Archive: NSIS under WINE


NSIS under WINE
I didn't see any mention of WINE searching the archives... Just some morsels of information.

NSIS appears to work perfectly under CodeWeaver's WINE (CrossOver 1.0RC). I was able to generate a Windows executable installer without any trouble. You'd think it was native watching it run. I wrote a little wrapper (/usr/local/win32/bin/makensis) around WINE and makensis.exe so I could call it without a bunch of nonsense.

makensis wrapper script:
#!/bin/sh
wine.sh /usr/local/win32/bin/makensis.exe $*

Some background:

My goal here is to do automated nightly Win32 builds of a CVS repository under Linux. I'm using MinGW32 (GCC) as a cross-compiler under Linux to compile code into (native MSVC) Windows executables. Then running NSIS under WINE to generate the self-installer.

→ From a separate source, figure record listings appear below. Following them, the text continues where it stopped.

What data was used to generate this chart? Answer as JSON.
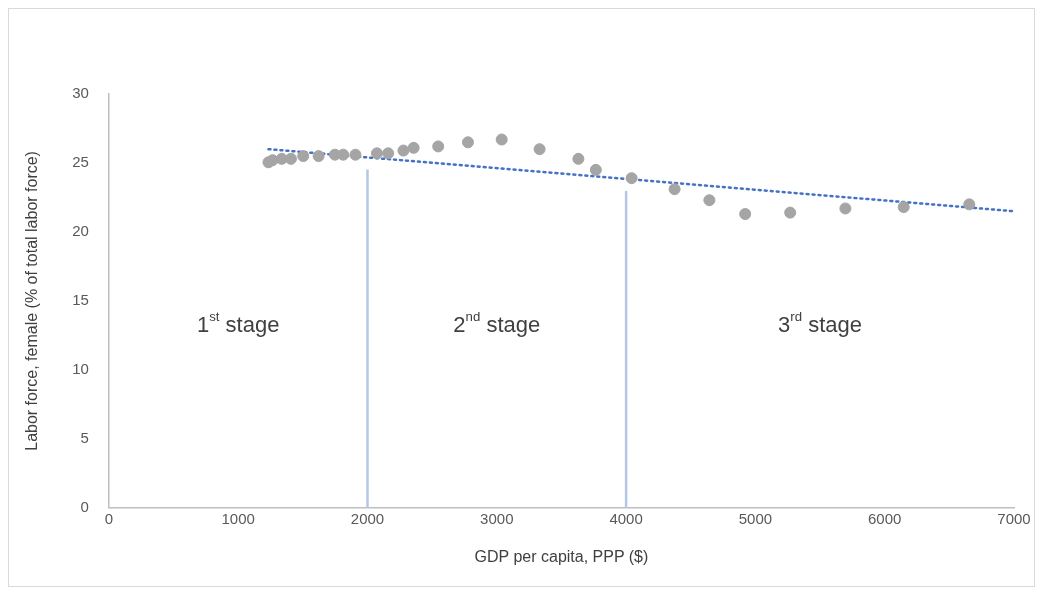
{
  "chart_data": {
    "type": "scatter",
    "xlabel": "GDP per capita, PPP ($)",
    "ylabel": "Labor force, female (% of total labor force)",
    "xlim": [
      0,
      7000
    ],
    "xticks": [
      0,
      1000,
      2000,
      3000,
      4000,
      5000,
      6000,
      7000
    ],
    "ylim": [
      0,
      30
    ],
    "yticks": [
      0,
      5,
      10,
      15,
      20,
      25,
      30
    ],
    "grid": false,
    "legend": false,
    "marker": "circle",
    "series": [
      {
        "color": "#a5a5a5",
        "x": [
          1234,
          1266,
          1337,
          1408,
          1503,
          1622,
          1748,
          1812,
          1907,
          2073,
          2160,
          2278,
          2357,
          2547,
          2777,
          3038,
          3331,
          3631,
          3766,
          4043,
          4375,
          4644,
          4921,
          5269,
          5696,
          6147,
          6654
        ],
        "values": [
          25.05,
          25.2,
          25.3,
          25.3,
          25.5,
          25.5,
          25.6,
          25.6,
          25.6,
          25.7,
          25.7,
          25.9,
          26.1,
          26.2,
          26.5,
          26.7,
          26.0,
          25.3,
          24.5,
          23.9,
          23.1,
          22.3,
          21.3,
          21.4,
          21.7,
          21.8,
          22.0
        ]
      },
      {
        "type": "line",
        "color": "#4472c4",
        "line_style": "dotted",
        "marker": "none",
        "x": [
          1234,
          7000
        ],
        "values": [
          26.0,
          21.5
        ]
      }
    ],
    "ref_lines": [
      {
        "axis": "x",
        "value": 2000,
        "color": "#b4c7e7"
      },
      {
        "axis": "x",
        "value": 4000,
        "color": "#b4c7e7"
      }
    ],
    "annotations": [
      "1$^{st}$ stage",
      "2$^{nd}$ stage",
      "3$^{rd}$ stage"
    ]
  }
}
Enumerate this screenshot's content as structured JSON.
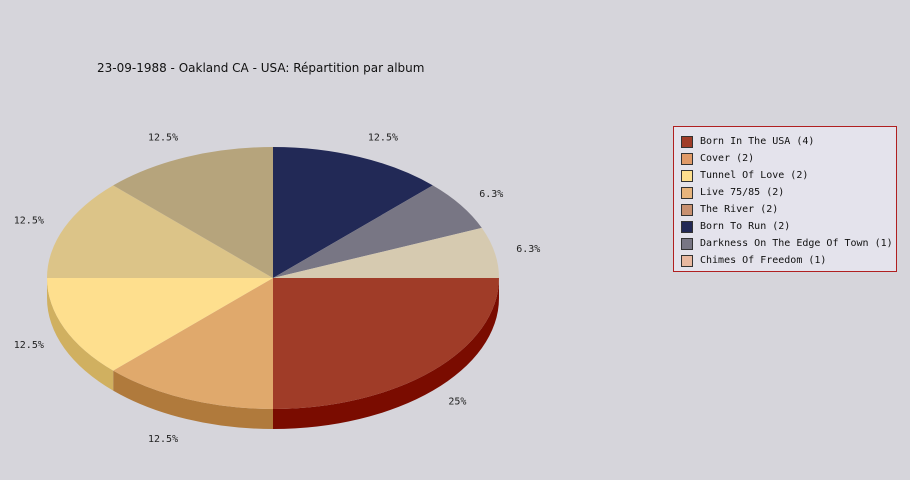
{
  "chart_data": {
    "type": "pie",
    "title": "23-09-1988 - Oakland CA - USA:  Répartition par album",
    "slices": [
      {
        "label": "Born In The USA (4)",
        "value": 4,
        "percent_label": "25%",
        "color": "#a03c28",
        "side_color": "#7a0c00"
      },
      {
        "label": "Cover (2)",
        "value": 2,
        "percent_label": "12.5%",
        "color": "#e0a96c",
        "side_color": "#b07a3c"
      },
      {
        "label": "Tunnel Of Love (2)",
        "value": 2,
        "percent_label": "12.5%",
        "color": "#fedf8e",
        "side_color": "#d0b060"
      },
      {
        "label": "Live 75/85 (2)",
        "value": 2,
        "percent_label": "12.5%",
        "color": "#dcc488",
        "side_color": "#b09a60"
      },
      {
        "label": "The River (2)",
        "value": 2,
        "percent_label": "12.5%",
        "color": "#b6a47c",
        "side_color": "#8e7e58"
      },
      {
        "label": "Born To Run (2)",
        "value": 2,
        "percent_label": "12.5%",
        "color": "#222956",
        "side_color": "#11163a"
      },
      {
        "label": "Darkness On The Edge Of Town (1)",
        "value": 1,
        "percent_label": "6.3%",
        "color": "#787684",
        "side_color": "#55535f"
      },
      {
        "label": "Chimes Of Freedom (1)",
        "value": 1,
        "percent_label": "6.3%",
        "color": "#d6cab0",
        "side_color": "#b0a488"
      }
    ],
    "legend_swatch_colors": [
      "#a03c28",
      "#e09a68",
      "#fedf8e",
      "#e7b47c",
      "#c89070",
      "#222956",
      "#787684",
      "#e8b8a0"
    ]
  }
}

I have been compiling using Microsoft Visual C++ 6 on Windows 2000 running under VMWare. Then I'd run NSIS to package it up. Using VMWare works great, mind you. (Although not exactly cheap.) Suspend/Resume in VMWare makes starting/stopping a Windows VM instantaneous; no need to ever boot/shutdown the VM. (Well, there is still the dreaded 'you must reboot your computer' every time you install something trivial...)


More luck to ya!


If your good with linux, can you answer me a question that has been bugging me for a while. When I used to use linux (redhat linux 7.1) I would install wine and I could never find out where it installed it to. I think the reason I don't know is my general lack of understanding of linux. So if you could tell me exactly how to use wine, that would be useful.

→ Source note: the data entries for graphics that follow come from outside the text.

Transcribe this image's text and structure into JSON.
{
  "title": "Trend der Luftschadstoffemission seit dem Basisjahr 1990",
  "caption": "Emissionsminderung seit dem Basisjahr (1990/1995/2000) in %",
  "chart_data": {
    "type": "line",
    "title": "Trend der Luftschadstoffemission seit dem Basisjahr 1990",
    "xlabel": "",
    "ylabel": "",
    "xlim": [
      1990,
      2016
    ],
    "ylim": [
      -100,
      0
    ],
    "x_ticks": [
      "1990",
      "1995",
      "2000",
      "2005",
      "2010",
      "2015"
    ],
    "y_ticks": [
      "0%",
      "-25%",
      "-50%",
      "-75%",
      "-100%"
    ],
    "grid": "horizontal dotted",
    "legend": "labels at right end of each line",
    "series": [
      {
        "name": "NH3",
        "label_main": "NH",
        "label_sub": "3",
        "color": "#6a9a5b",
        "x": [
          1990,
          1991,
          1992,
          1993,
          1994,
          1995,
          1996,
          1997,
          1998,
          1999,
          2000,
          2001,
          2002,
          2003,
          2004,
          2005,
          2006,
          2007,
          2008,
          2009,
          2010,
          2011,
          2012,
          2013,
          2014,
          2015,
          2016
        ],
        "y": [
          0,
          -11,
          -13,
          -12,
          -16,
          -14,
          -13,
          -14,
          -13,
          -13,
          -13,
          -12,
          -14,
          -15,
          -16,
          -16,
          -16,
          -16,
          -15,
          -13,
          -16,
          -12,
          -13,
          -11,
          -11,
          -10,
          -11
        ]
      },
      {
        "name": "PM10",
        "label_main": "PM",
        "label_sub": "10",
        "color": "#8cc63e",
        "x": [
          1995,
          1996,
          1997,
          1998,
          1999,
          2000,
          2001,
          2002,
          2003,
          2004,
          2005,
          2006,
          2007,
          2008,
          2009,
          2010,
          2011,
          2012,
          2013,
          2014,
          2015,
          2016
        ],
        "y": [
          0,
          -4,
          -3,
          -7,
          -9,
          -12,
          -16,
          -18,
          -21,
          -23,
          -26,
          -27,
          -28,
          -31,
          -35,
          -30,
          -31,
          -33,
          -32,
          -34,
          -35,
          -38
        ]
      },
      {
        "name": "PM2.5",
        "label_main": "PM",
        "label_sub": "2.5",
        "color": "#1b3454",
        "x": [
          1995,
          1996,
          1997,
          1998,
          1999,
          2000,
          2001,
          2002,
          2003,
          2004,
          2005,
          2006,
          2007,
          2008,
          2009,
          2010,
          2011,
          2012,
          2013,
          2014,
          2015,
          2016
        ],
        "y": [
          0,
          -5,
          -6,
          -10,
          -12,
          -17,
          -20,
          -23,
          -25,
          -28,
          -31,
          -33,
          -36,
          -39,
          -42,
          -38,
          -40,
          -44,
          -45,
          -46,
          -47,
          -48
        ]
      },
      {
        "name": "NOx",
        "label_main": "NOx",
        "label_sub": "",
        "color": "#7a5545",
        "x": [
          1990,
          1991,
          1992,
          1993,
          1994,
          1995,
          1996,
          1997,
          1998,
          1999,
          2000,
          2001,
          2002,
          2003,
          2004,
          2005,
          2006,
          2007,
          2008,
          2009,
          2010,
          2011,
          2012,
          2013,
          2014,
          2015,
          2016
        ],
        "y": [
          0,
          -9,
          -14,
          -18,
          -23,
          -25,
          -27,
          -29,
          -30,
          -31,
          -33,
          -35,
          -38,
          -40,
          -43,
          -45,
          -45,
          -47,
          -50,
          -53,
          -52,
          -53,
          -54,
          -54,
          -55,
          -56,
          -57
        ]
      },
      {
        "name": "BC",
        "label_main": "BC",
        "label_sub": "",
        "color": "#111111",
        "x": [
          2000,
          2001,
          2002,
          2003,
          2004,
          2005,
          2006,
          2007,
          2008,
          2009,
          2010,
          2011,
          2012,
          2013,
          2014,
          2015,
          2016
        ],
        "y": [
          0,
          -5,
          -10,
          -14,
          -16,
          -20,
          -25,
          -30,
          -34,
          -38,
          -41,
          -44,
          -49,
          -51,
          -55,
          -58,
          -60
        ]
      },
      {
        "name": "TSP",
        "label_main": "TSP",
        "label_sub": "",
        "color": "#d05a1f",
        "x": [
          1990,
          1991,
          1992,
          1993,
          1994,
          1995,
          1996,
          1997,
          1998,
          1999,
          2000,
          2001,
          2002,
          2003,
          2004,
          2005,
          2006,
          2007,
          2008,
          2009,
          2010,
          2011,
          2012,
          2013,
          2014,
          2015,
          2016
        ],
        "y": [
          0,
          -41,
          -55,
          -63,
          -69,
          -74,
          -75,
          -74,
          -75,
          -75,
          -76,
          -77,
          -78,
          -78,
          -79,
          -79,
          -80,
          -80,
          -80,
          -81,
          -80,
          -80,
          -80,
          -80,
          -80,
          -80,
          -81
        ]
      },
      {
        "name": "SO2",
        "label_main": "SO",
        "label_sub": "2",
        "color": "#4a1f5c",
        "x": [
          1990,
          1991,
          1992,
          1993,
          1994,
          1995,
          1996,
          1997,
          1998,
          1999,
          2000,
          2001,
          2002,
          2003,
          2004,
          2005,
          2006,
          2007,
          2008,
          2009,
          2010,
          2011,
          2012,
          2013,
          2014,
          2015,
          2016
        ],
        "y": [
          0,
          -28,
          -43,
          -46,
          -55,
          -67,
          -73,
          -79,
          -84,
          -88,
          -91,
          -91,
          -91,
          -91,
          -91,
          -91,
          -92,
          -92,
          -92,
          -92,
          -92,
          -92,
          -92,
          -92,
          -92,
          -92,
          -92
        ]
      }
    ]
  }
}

Sure, WINE can be a bit tricky to make work correctly. Not sure how much help I can be there. I've installed from source with great success. Only RPMS that ever worked were from CodeWeavers.

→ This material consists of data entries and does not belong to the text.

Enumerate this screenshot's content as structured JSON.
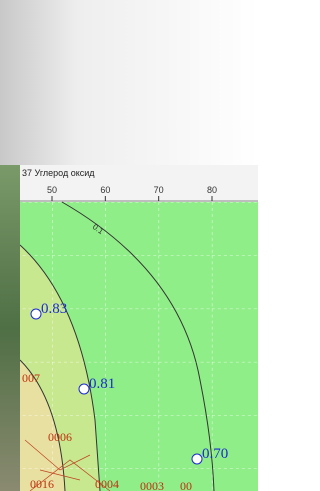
{
  "map": {
    "layer_title": "37 Углерод оксид",
    "ruler_ticks": [
      50,
      60,
      70,
      80
    ],
    "points": [
      {
        "label": "0.83"
      },
      {
        "label": "0.81"
      },
      {
        "label": "0.70"
      }
    ],
    "contour_labels": [
      "0.1"
    ],
    "red_labels": [
      "007",
      "0006",
      "0016",
      "0004",
      "0003",
      "00"
    ]
  }
}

Codeweavers' WINE is probably the easiest to use. It's really as simple as "wine myprogram.exe" Crossover has a wine.sh with it. wine.sh does some sort of magic to determine how to call wine and makes sure wine-server is running. The first Windows app you run takes a few seconds to start wine-server. Once wine-server is up apps start instantaneously.

Installation/Usage Info:
http://www.codeweavers.com/technology/wine/download.php

I'm using CrossOver 1.0 which integrates WINE with GNOME and several web browsers. Main purpose of crossover is to allow you to load Windows Internet Explorer or Netscape plugins/helpers into Netscape, Mozilla, Galeon, or Konquerer on x86 Unix. Crossover has an "Add New Program/Plugin" wizard. You just click add, browse to the executable (e.g. setup.exe), then it launches the setup program or whatever. I've installed Quicktime, WinAMP, Shockwave, MS Word/Excel/PowerPoint Viewers, etc this way. These all run perfectly. The program launcher icons show up on the GNOME Favorites menu right where they would in be in Windows Start Menu. The desktop icons are put on the desktop. They annoyingly steal your file type associations just like they do on Windows. It's really rather well integrated. ;) Many apps won't yet work, of course. But, the ones which do work run at native speeds and are very stable. I suspect Lindows might go a long way to filling in the missing Win32 API calls in WINE.